As to the question posed by the noble Earl about training and support, it is because it is difficult to diagnose that we are now looking at improving training for doctors. We are looking at a new range of training modules, which will include alcohol and FAS. Crucially, we need to make sure that doctors establish the history of drinking during pregnancy. The Chief Nursing Officer and the Deputy Chief Medical Officer are working as training champions.

We are improving our commissioning framework and the Department of Health is co-ordinating the research strategy. We do need to raise our game. We need to plot, and to fill, the gaps in our knowledge.

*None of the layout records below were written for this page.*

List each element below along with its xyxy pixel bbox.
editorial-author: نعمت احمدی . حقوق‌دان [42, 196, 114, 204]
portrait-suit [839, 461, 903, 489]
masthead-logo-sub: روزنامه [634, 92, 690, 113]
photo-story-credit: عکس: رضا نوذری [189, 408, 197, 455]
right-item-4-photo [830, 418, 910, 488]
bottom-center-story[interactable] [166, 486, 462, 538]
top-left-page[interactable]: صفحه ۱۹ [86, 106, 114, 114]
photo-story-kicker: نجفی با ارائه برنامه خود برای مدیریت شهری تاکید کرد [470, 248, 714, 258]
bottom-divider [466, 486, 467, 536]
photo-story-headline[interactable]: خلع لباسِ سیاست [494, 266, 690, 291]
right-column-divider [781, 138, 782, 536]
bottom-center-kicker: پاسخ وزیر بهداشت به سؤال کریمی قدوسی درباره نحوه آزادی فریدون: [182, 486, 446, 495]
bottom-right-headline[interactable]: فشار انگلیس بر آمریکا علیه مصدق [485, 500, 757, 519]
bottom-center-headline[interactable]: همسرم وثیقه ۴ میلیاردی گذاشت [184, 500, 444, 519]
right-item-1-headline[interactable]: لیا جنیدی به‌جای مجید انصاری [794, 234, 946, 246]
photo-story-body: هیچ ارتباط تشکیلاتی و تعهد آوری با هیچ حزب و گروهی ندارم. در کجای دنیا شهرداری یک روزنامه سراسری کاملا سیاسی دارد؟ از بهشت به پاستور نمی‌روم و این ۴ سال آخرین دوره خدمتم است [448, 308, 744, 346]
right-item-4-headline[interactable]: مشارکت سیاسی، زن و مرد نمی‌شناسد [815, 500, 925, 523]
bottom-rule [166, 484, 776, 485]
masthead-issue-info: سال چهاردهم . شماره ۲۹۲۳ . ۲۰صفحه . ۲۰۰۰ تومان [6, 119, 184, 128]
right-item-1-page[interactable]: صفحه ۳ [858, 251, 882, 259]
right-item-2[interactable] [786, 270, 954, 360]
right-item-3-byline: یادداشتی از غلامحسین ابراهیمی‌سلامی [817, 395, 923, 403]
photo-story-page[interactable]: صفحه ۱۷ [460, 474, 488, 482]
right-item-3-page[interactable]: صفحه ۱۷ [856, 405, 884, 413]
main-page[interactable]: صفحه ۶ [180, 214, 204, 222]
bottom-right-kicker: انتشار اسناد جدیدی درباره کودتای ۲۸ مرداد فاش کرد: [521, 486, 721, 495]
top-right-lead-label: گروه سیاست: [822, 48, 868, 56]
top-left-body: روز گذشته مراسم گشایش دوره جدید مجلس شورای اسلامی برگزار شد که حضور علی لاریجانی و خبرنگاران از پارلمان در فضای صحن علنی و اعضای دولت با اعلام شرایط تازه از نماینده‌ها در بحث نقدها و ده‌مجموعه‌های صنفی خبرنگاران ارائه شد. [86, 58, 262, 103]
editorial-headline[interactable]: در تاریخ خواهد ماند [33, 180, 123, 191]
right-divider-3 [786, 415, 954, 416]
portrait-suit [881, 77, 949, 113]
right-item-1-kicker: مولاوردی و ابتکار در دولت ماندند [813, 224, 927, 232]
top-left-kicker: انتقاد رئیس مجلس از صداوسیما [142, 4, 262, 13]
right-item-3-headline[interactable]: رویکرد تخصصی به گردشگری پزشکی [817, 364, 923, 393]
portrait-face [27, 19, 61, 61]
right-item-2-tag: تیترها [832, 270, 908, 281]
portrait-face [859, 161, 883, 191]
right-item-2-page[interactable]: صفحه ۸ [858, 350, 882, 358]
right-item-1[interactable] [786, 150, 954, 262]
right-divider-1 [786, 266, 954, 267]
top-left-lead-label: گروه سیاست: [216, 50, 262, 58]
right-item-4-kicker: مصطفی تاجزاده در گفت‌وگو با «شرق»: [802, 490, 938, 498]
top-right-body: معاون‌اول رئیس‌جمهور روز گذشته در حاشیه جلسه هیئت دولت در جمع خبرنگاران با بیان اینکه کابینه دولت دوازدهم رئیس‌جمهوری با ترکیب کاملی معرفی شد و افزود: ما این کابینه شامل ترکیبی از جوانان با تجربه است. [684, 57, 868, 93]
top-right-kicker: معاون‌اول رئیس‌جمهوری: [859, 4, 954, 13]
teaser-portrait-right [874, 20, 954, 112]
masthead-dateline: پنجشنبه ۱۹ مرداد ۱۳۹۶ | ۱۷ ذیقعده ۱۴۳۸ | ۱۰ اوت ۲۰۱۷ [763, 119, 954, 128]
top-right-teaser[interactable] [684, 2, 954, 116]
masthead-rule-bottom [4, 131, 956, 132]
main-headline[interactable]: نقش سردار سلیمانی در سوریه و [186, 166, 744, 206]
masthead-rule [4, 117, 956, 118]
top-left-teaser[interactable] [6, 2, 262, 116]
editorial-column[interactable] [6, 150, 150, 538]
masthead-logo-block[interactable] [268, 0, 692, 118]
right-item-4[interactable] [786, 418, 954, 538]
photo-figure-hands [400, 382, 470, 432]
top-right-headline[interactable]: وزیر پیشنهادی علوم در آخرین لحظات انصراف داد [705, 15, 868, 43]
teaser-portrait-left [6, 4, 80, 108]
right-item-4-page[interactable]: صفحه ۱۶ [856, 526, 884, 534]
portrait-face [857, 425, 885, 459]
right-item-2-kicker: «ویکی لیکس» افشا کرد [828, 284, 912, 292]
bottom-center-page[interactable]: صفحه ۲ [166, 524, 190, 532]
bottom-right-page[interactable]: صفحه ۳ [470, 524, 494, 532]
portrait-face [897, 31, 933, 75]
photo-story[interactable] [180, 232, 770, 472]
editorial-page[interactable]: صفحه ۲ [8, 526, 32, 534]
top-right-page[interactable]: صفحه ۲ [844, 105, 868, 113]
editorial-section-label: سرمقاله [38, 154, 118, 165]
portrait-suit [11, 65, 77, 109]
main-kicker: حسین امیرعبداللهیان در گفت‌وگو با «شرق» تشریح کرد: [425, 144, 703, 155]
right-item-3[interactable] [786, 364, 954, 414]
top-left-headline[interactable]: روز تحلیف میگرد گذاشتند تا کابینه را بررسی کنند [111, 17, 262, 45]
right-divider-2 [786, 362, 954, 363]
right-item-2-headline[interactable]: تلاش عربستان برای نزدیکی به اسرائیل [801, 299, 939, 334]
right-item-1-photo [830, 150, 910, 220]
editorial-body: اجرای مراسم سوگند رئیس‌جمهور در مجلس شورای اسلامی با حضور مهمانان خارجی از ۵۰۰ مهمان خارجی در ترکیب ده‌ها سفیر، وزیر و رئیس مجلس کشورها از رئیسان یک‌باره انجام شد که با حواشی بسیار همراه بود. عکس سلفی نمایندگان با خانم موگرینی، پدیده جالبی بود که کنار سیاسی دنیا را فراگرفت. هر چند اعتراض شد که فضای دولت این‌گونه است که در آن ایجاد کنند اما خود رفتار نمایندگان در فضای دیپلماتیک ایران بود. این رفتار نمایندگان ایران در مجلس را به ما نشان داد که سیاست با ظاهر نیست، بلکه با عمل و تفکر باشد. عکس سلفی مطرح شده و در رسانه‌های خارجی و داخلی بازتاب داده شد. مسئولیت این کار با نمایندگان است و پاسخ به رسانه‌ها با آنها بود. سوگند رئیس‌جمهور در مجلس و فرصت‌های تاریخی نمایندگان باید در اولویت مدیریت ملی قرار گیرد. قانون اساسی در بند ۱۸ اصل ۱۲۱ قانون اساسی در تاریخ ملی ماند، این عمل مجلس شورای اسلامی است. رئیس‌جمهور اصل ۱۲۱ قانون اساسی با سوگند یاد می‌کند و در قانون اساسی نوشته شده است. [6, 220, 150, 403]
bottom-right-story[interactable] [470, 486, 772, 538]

In response to the specific question the noble Earl asked, I am sorry that I am not able to go into any detail about what we are doing for these particular children. I would simply say that it is in the context of everything we are doing in schools in terms of emotional literacy, to raise the support and expertise that we put into our schools in relation to children with behavioural difficulties. However, the guidance on the anti-social behaviour orders does say that if an individual has a disability, a practitioner with specialist knowledge should be involved in the assessment process to help establish whether that behaviour is a result of disability and how it should be addressed. It should also look at undiagnosed problems. I would be very happy to write to the noble Earl in that regard.

I am afraid that I now have to finish this rather speedy review, but I feel sure that the public health White Paper will, on the basis of the consultations, put a major emphasis on alcohol, because those problems have been brought to the attention of the Government so forcefully, not least in this debate. I hope that I have given the noble Lord, Lord Mitchell, some room for comfort and some hope that we are indeed taking this very seriously.